Burkhardt Öller

Personal information
- Date of birth: 9 November 1942
- Place of birth: Germany
- Date of death: 16 July 2014 (aged 71)
- Height: 1.87 m (6 ft 2 in)
- Position(s): Goalkeeper

Youth career
- TSV Dungelbeck
- VfB Peine

Senior career*
- Years: Team / Apps / (Gls)
- 0000–1966: VfB Peine
- 1966–1967: Eintracht Braunschweig Amateure
- 1967–1971: Eintracht Braunschweig / 22 / (0)
- 1971–1972: Hannover 96 / 8 / (0)

= Burkhardt Öller =

German footballer

Burkhardt Öller (9 November 1942 – 16 July 2014) was a German football goalkeeper.

==Career==

In 1966, Öller was discovered by Bundesliga side Eintracht Braunschweig while playing for VfB Peine in the third tier Amateurliga Niedersachsen.

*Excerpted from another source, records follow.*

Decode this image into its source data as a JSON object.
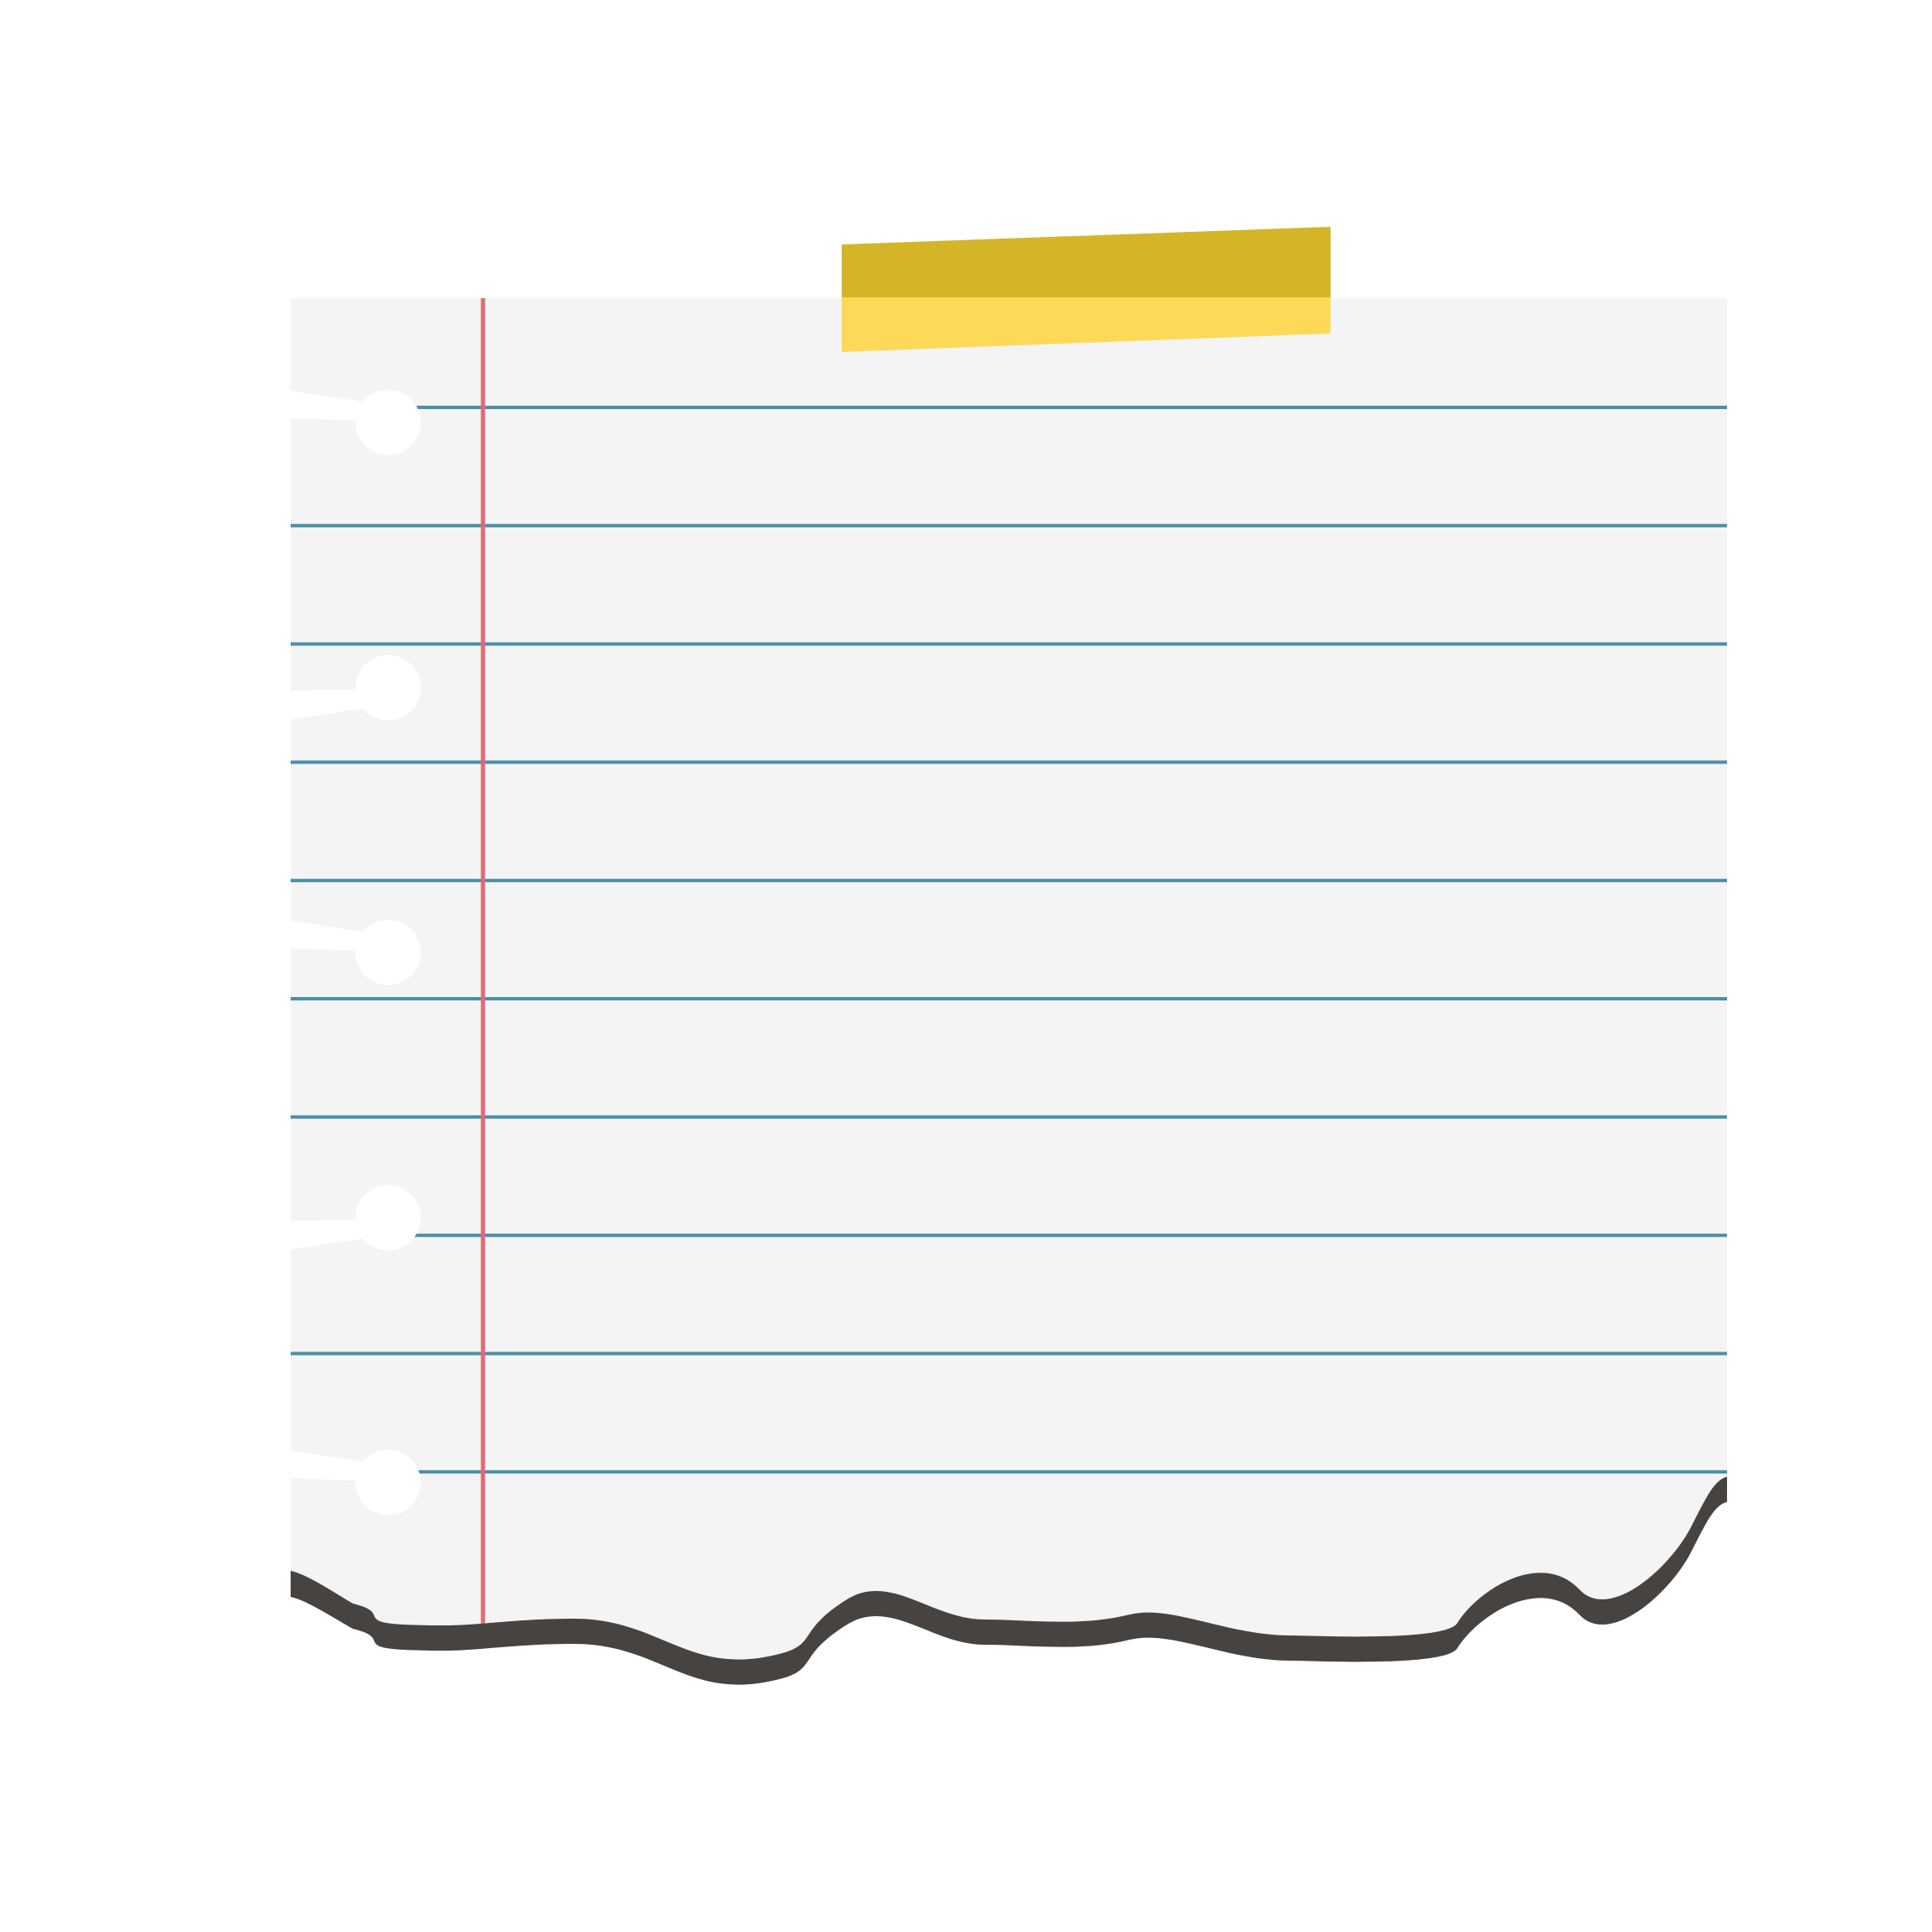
{
  "sheet": {
    "kind": "torn ruled notebook paper with adhesive tape",
    "ruled_line_count": 10,
    "binder_hole_count": 5,
    "has_margin_line": true,
    "has_tape": true,
    "colors": {
      "background": "#ffffff",
      "paper": "#f4f4f4",
      "ruled_line": "#4a8fa8",
      "margin_line": "#e06a72",
      "tape_top": "#d4b528",
      "tape_bottom": "#fcd957",
      "torn_edge_shadow": "#474341",
      "hole": "#ffffff"
    }
  }
}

He subsequently joined the club's reserve side, and in 1967 was promoted to Eintracht's first team. In Braunschweig Öller was the back-up keeper to West German international Horst Wolter. He left the club in 1971, joining league rivals Hannover 96, before retiring from professional football after one season in Hannover. In total Öller played 30 games during his five seasons in the Bundesliga. He died in July 2014.